Queueing disciplines:qdisc, 用来决定数据包在网络接口上的发送顺序,默认的是pfifo_fast, 拥有3个优先级队列,按照优先级先进先出。用如下命令就可以看到当前设备上的qdisc:
ip a
1: lo: <LOOPBACK,UP,LOWER_UP> mtu 65536 qdisc noqueue state UNKNOWN group default qlen 1000
link/loopback 00:00:00:00:00:00 brd 00:00:00:00:00:00
inet 127.0.0.1/8 scope host lo
valid_lft forever preferred_lft forever
inet6 ::1/128 scope host noprefixroute
valid_lft forever preferred_lft forever
2: enp0s31f6: <NO-CARRIER,BROADCAST,MULTICAST,UP> mtu 1500 qdisc fq_codel state DOWN group default qlen 1000
link/ether c8:5b:76:3f:0e:74 brd ff:ff:ff:ff:ff:ff
3: wlp4s0: <BROADCAST,MULTICAST,UP,LOWER_UP> mtu 1500 qdisc noqueue state UP group default qlen 1000
link/ether e4:a4:71:b3:62:17 brd ff:ff:ff:ff:ff:ff
inet 192.168.0.112/24 brd 192.168.0.255 scope global dynamic noprefixroute wlp4s0
valid_lft 5077sec preferred_lft 5077sec
inet6 fe80::a7fa:5c7f:99ae:bd31/64 scope link noprefixroute
valid_lft forever preferred_lft forever
4: docker0: <NO-CARRIER,BROADCAST,MULTICAST,UP> mtu 1500 qdisc noqueue state DOWN group default
link/ether 02:42:c0:45:54:ec brd ff:ff:ff:ff:ff:ff
inet 172.17.0.1/16 brd 172.17.255.255 scope global docker0
valid_lft forever preferred_lft forever
可以看到如上用到的主要是noqueue和fq_codel,前者就是收到包后就立即发,没有其他规则,后者是fair queue controlled delay,以一个随机模型分类数据包,实现公平发送。
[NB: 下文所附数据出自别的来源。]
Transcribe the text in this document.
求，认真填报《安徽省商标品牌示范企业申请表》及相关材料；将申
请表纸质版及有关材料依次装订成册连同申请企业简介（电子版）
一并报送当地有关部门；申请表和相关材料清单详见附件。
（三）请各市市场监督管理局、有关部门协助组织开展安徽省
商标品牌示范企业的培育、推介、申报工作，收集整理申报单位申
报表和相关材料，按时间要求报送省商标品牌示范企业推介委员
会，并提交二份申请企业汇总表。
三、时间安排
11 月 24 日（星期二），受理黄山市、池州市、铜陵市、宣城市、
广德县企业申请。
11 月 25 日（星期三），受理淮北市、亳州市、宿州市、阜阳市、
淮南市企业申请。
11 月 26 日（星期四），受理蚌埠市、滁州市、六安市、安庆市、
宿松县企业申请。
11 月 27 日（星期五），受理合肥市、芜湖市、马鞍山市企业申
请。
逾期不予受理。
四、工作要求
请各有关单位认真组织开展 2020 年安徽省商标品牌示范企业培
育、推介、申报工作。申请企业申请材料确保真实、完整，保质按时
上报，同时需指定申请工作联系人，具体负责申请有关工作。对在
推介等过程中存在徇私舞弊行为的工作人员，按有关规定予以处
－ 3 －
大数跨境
Classful qdiscs: 允许为不同的包定义不同的类别,这样就可以使用不同的规则。
Filters:用来给数据包制定一个特定的类别。
Classless qdiscs:没有任何关联的类别,这意味着没法指定filters。
接下来就看一个例子, 如果发现是http包,就打印下log:
#pragma clang diagnostic ignored "-Wcompare-distinct-pointer-types"
#include <bits/types.h>
#include <linux/bpf.h>
#include <linux/if_ether.h>
#include <linux/in.h>
#include <linux/ip.h>
#include <linux/pkt_cls.h>
#include <linux/tcp.h>
#define SEC(NAME) __attribute__((section(NAME), used))
#if __BYTE_ORDER__ == __ORDER_LITTLE_ENDIAN__
#define __bpf_htons(x) __builtin_bswap16(x)
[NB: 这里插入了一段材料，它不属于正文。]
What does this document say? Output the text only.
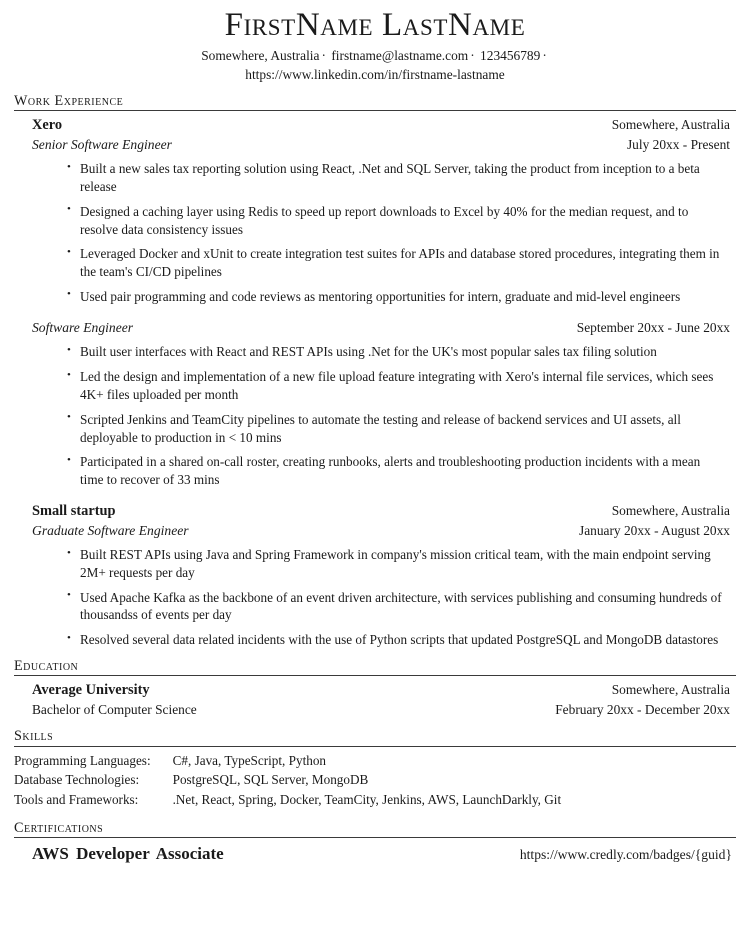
FirstName LastName
Somewhere, Australia · firstname@lastname.com · 123456789 · https://www.linkedin.com/in/firstname-lastname
Work Experience
Xero	Somewhere, Australia
Senior Software Engineer	July 20xx - Present
• Built a new sales tax reporting solution using React, .Net and SQL Server, taking the product from inception to a beta release
• Designed a caching layer using Redis to speed up report downloads to Excel by 40% for the median request, and to resolve data consistency issues
• Leveraged Docker and xUnit to create integration test suites for APIs and database stored procedures, integrating them in the team's CI/CD pipelines
• Used pair programming and code reviews as mentoring opportunities for intern, graduate and mid-level engineers
Software Engineer	September 20xx - June 20xx
• Built user interfaces with React and REST APIs using .Net for the UK's most popular sales tax filing solution
• Led the design and implementation of a new file upload feature integrating with Xero's internal file services, which sees 4K+ files uploaded per month
• Scripted Jenkins and TeamCity pipelines to automate the testing and release of backend services and UI assets, all deployable to production in < 10 mins
• Participated in a shared on-call roster, creating runbooks, alerts and troubleshooting production incidents with a mean time to recover of 33 mins
Small startup	Somewhere, Australia
Graduate Software Engineer	January 20xx - August 20xx
• Built REST APIs using Java and Spring Framework in company's mission critical team, with the main endpoint serving 2M+ requests per day
• Used Apache Kafka as the backbone of an event driven architecture, with services publishing and consuming hundreds of thousandss of events per day
• Resolved several data related incidents with the use of Python scripts that updated PostgreSQL and MongoDB datastores
Education
Average University	Somewhere, Australia
Bachelor of Computer Science	February 20xx - December 20xx
Skills
Programming Languages:	C#, Java, TypeScript, Python
Database Technologies:	PostgreSQL, SQL Server, MongoDB
Tools and Frameworks:	.Net, React, Spring, Docker, TeamCity, Jenkins, AWS, LaunchDarkly, Git
Certifications
AWS Developer Associate	https://www.credly.com/badges/{guid}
#define __bpf_constant_htons(x) ___constant_swab16(x)
#elif __BYTE_ORDER__ == __ORDER_BIG_ENDIAN__
#define __bpf_htons(x) (x)
#define __bpf_constant_htons(x) (x)
#else
#error "Fix your compiler's __BYTE_ORDER__?!"
#endif
#define bpf_htons(x) \
(__builtin_constant_p(x) ? __bpf_constant_htons(x) : __bpf_htons(x))
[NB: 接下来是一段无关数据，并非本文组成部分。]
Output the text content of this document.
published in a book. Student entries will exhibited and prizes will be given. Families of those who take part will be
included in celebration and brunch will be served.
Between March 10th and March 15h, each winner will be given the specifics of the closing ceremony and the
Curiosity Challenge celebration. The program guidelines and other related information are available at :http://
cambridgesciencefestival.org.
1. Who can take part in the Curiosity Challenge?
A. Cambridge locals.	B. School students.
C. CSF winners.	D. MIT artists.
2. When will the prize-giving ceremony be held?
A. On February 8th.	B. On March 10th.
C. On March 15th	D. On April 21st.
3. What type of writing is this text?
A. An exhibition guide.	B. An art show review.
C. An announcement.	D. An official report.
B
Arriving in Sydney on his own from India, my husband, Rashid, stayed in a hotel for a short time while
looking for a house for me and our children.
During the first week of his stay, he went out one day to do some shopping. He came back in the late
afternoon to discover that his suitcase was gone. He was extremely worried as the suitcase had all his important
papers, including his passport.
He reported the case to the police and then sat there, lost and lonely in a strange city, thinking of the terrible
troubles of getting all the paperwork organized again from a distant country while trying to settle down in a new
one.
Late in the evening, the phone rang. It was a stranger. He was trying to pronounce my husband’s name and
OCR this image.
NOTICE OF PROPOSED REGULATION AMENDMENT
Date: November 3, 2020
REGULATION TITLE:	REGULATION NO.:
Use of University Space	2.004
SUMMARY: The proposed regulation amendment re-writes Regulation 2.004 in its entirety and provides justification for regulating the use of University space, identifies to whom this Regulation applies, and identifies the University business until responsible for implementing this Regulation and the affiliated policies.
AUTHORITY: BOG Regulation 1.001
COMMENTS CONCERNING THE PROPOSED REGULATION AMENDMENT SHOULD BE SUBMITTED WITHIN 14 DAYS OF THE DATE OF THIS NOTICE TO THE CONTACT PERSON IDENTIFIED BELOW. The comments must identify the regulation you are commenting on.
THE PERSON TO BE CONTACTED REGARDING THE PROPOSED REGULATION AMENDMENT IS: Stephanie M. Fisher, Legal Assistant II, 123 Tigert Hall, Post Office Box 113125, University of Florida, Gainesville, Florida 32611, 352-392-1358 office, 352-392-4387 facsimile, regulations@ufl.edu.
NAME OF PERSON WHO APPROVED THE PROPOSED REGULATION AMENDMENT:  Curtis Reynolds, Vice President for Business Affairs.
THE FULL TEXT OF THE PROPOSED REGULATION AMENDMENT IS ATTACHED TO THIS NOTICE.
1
static int (*bpf_trace_printk)(const char *fmt, int fmt_size,
...) = (void *)BPF_FUNC_trace_printk;
#define trace_printk(fmt, ...) \
do { \
char _fmt[] = fmt; \
bpf_trace_printk(_fmt, sizeof(_fmt), ##__VA_ARGS__); \
} while (0)
unsigned long long load_byte(void *skb,
unsigned long long off) asm("llvm.bpf.load.byte");
struct http_payload {
int method;
};
static inline int is_http(struct __sk_buff *skb, __u64 nh_off);
typedef __uint8_t uint8_t;
typedef __uint16_t uint16_t;
typedef __uint32_t uint32_t;
typedef __uint64_t uint64_t;
SEC("classifier")
static inline int classification(struct __sk_buff *skb) {
void *data_end = (void *)(long)skb->data_end;
void *data = (void *)(long)skb->data;
struct ethhdr *eth = data;
__u16 h_proto;
__u64 nh_off = 0;
nh_off = sizeof(*eth);
if (data + nh_off > data_end) {
return TC_ACT_OK;
}
h_proto = eth->h_proto;
if (h_proto == bpf_htons(ETH_P_IP)) {
if (is_http(skb, nh_off) == 1) {
trace_printk("Yes! It is HTTP!\n");
}
}
return TC_ACT_OK;
}
static inline int is_http(struct __sk_buff *skb, __u64 nh_off) {
void *data_end = (void *)(long)skb->data_end;
void *data = (void *)(long)skb->data;
struct iphdr *iph = data + nh_off;
if (iph + 1 > data_end) {
return 0;
}
if (iph->protocol != IPPROTO_TCP) {
return 0;
}
__u32 tcp_hlen = 0;
__u32 ip_hlen = 0;
__u32 poffset = 0;
__u32 plength = 0;
__u32 ip_total_length = iph->tot_len;
ip_hlen = iph->ihl << 2;
if (ip_hlen < sizeof(*iph)) {
return 0;
}
struct tcphdr *tcph = data + nh_off + sizeof(*iph);
if (tcph + 1 > data_end) {
return 0;
}
tcp_hlen = tcph->doff << 2;
poffset = ETH_HLEN + ip_hlen + tcp_hlen;
plength = ip_total_length - ip_hlen - tcp_hlen;
if (plength >= 7) {
unsigned long p[7];
int i = 0;
for (i = 0; i < 7; i++) {
p[i] = load_byte(skb, poffset + i);
}
int *value;
if ((p[0] == 'H') && (p[1] == 'T') && (p[2] == 'T') && (p[3] == 'P')) {
return 1;
}
}
return 0;
}
char _license[] SEC("license") = "GPL";
将上面文件编译成bpf的目标文件。
使用如下命令进行加载:
# tc qdisc add dev eth0 handle 0: ingress
# tc filter add dev eth0 ingress bpf obj classifier.o flowid 0:
# tc exec bpf dbg
如果有http数据,就会看到对应的打印。